Addiction is a persistent problem in this country, with more than one in 20 women living with a substance abuse disorder. The effects of a serious addiction, whether it’s to opioids, stimulants, or alcohol, can be devastating.

LSC’s newest program, Kinard Manor Recovery, was created to help women overcome addiction through an abstinence-based social model addiction recovery program.

Located in Greenwood, S.C., Kinard Manor Recovery held a ribbon-cutting June 20 to celebrate its opening. Dozens of friends and supporters toured the recently refurbished home, which can accommodate 10 women in recovery. The home will provide a sober living environment for women to grow alongside peers experiencing similar challenges with the support of a live-in house manager.

Inside of the house
A refurbished Kinard Manor is ready to accommodate 10 women in recovery.

Kinard Manor Recovery is a unique partnership between LSC and the volunteers of Restoration Chapel. Restoration Chapel of the South Carolina Synod will provide spiritual direction, growth, and holistic healing to the women in recovery.

“The idea of 10 women living together with a house manager is what’s called a social model of recovery,” LSC South Carolina Business Developer Rachael Fulmer said. “You keep each other accountable because you are all going through the same experience together.”

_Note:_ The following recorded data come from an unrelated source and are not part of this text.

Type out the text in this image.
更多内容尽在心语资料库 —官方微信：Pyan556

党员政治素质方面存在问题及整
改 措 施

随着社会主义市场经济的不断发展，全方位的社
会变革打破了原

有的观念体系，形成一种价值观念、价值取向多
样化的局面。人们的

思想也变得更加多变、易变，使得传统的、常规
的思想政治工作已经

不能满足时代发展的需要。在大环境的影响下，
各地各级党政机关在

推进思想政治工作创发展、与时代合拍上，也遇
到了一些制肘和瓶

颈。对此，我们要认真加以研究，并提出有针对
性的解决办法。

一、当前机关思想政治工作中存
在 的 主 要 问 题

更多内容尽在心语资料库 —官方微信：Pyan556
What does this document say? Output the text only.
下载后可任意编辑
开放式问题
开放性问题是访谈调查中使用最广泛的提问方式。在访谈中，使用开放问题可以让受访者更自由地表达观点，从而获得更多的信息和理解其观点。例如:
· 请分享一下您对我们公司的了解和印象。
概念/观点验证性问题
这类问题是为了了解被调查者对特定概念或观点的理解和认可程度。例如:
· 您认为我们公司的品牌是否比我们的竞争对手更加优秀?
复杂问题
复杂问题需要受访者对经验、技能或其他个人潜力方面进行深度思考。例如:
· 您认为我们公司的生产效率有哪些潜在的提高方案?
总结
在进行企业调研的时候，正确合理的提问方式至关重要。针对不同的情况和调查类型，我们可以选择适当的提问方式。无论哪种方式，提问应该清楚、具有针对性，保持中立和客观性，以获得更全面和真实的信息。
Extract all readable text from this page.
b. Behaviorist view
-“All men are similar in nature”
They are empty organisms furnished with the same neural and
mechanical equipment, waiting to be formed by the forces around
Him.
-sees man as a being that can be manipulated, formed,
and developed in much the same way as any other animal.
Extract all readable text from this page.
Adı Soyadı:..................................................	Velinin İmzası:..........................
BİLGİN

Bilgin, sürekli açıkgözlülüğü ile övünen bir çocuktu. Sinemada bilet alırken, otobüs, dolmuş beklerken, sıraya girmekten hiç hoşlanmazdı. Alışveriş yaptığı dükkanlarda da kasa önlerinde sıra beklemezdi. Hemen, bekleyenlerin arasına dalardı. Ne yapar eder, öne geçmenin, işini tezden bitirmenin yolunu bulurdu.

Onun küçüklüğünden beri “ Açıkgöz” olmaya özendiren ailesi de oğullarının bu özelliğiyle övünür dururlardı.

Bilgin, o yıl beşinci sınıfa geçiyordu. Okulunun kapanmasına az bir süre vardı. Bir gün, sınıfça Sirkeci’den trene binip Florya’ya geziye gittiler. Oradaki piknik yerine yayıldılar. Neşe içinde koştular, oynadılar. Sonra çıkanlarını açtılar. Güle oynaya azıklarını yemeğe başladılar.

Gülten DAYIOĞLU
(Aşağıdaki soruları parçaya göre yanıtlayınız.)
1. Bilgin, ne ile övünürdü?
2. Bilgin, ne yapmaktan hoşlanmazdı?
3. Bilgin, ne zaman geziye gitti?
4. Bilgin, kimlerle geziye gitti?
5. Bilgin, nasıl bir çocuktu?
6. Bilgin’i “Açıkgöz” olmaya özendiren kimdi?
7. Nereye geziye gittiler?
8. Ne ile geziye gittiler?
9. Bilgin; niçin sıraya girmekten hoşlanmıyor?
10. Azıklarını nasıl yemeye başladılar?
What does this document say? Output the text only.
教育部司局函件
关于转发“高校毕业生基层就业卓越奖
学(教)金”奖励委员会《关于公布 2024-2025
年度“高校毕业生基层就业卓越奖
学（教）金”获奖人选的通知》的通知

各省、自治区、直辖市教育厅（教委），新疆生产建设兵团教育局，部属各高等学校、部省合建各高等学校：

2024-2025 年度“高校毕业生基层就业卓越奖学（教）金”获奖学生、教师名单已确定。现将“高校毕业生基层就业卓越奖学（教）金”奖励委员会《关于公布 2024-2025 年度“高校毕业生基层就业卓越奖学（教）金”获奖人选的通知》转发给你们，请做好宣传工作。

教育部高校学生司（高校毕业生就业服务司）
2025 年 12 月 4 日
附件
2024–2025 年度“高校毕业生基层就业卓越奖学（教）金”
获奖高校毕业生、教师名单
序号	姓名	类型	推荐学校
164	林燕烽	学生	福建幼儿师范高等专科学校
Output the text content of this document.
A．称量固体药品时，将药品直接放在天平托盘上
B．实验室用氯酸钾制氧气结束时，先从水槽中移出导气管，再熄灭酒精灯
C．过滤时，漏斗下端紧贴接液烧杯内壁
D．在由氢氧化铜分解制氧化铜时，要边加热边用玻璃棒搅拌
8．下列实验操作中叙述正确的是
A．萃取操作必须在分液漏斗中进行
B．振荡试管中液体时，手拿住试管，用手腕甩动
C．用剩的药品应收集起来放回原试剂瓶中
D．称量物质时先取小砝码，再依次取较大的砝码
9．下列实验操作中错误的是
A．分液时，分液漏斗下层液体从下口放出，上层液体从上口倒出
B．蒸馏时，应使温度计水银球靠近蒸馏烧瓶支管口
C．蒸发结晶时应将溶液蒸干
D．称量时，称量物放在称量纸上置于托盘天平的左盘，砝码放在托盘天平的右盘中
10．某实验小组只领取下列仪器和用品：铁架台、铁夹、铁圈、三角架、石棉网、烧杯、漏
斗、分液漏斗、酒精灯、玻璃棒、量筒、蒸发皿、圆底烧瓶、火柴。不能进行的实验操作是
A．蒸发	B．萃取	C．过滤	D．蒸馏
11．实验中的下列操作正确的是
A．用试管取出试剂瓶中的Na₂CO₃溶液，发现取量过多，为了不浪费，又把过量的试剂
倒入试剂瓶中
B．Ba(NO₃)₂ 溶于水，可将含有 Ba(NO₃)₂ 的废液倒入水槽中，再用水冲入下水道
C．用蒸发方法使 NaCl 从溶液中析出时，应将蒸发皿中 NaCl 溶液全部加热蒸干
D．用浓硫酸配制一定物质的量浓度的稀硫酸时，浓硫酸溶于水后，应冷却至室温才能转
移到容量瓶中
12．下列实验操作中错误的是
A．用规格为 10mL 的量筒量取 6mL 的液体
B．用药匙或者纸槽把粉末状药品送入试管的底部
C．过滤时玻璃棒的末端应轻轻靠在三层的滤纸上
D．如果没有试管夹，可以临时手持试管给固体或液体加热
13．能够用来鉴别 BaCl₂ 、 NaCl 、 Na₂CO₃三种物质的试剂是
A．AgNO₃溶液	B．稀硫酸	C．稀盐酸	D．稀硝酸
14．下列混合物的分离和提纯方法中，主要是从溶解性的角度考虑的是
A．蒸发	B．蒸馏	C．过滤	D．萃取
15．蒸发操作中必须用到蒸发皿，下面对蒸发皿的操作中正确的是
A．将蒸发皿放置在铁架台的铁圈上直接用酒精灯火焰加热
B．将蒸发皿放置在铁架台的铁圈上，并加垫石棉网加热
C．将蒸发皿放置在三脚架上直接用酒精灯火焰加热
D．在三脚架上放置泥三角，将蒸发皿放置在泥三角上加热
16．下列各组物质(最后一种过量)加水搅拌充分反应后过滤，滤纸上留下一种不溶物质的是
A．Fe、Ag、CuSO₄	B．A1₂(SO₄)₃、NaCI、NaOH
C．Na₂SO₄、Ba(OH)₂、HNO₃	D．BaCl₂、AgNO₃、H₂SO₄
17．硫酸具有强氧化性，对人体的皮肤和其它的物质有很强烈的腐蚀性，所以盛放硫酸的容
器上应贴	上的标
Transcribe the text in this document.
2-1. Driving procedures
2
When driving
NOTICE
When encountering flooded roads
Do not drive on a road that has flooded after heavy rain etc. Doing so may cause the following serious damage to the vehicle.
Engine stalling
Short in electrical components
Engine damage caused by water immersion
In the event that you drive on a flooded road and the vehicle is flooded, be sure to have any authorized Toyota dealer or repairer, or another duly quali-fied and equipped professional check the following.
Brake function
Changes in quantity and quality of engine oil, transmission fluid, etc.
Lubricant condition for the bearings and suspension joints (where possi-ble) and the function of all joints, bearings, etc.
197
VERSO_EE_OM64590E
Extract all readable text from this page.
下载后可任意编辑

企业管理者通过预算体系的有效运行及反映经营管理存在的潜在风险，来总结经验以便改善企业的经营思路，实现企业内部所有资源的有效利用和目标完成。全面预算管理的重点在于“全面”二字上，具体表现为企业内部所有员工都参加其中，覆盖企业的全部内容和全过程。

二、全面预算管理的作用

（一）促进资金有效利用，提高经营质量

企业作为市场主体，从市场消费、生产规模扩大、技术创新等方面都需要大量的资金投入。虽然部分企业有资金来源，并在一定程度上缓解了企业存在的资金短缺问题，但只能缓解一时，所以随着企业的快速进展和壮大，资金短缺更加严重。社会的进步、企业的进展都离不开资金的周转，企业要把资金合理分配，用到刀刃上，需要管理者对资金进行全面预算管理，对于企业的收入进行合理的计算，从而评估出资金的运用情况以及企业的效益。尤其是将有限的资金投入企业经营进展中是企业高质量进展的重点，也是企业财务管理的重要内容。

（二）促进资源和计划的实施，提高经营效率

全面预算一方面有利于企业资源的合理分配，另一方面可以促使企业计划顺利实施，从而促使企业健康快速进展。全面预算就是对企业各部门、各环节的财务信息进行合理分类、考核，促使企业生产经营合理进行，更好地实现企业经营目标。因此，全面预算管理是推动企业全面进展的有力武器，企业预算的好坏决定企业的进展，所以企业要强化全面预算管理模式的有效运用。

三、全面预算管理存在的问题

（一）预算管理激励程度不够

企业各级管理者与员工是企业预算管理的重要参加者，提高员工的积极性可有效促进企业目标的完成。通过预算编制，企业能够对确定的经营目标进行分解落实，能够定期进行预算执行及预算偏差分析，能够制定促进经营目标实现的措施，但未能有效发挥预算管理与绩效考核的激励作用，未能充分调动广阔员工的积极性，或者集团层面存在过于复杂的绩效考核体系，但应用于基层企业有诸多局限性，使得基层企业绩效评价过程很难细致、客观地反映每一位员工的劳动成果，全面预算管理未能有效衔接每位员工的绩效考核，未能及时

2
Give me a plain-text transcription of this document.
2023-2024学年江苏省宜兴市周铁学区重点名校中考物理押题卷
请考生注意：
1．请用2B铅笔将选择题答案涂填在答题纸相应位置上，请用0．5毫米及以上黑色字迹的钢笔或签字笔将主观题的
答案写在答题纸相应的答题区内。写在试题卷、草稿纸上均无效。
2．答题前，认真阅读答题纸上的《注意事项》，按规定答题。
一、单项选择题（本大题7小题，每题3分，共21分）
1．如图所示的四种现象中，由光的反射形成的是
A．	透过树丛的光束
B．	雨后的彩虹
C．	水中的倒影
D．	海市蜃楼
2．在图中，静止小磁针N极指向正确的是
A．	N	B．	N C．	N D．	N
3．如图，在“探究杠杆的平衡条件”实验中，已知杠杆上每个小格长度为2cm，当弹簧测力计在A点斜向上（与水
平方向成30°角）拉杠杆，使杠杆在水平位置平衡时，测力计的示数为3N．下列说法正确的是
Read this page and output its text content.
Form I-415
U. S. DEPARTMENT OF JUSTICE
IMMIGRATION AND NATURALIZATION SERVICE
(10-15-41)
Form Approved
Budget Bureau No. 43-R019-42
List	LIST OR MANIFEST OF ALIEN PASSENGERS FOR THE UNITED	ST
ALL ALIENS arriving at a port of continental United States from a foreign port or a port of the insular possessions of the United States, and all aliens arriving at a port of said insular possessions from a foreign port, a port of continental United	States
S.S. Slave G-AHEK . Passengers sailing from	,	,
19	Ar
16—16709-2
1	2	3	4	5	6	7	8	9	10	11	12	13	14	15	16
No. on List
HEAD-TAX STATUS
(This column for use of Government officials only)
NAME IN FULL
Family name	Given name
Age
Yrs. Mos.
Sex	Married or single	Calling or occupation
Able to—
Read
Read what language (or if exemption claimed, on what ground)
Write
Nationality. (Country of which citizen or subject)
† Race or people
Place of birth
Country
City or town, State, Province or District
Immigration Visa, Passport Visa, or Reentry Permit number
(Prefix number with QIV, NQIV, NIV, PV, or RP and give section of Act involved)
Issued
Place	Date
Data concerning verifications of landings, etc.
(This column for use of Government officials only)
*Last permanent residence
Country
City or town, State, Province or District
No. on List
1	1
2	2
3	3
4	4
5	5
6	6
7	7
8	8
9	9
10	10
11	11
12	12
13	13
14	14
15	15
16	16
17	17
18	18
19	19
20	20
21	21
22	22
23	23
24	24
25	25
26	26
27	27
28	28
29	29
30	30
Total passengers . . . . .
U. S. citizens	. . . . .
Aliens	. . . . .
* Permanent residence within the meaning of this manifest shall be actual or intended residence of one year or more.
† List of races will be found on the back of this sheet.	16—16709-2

According to Fulmer, there are an abundance of recovery homes for men in South Carolina, but not for women. She says Kinard Manor will serve women from all across the state.

Residents are expected to follow house rules, attend daily meetings, secure a sponsor, find employment, and work a recovery program.

House Manager Ashley Meyer will help residents with their physical, social, and emotional needs. Services include mentoring, goal setting, financial planning, assistance in finding employment, and help with transportation.

Meyer has lived in a recovery home like this one and has been sober for two years. She is looking forward to using her experience to assist the women on their road to recovery.

“I learned structure. I got back into working again. Living in the recovery home gave me that push. It was also just knowing that I wasn’t alone and there were other people who understood me,” Meyer said. “I’m looking forward to getting to know the women.”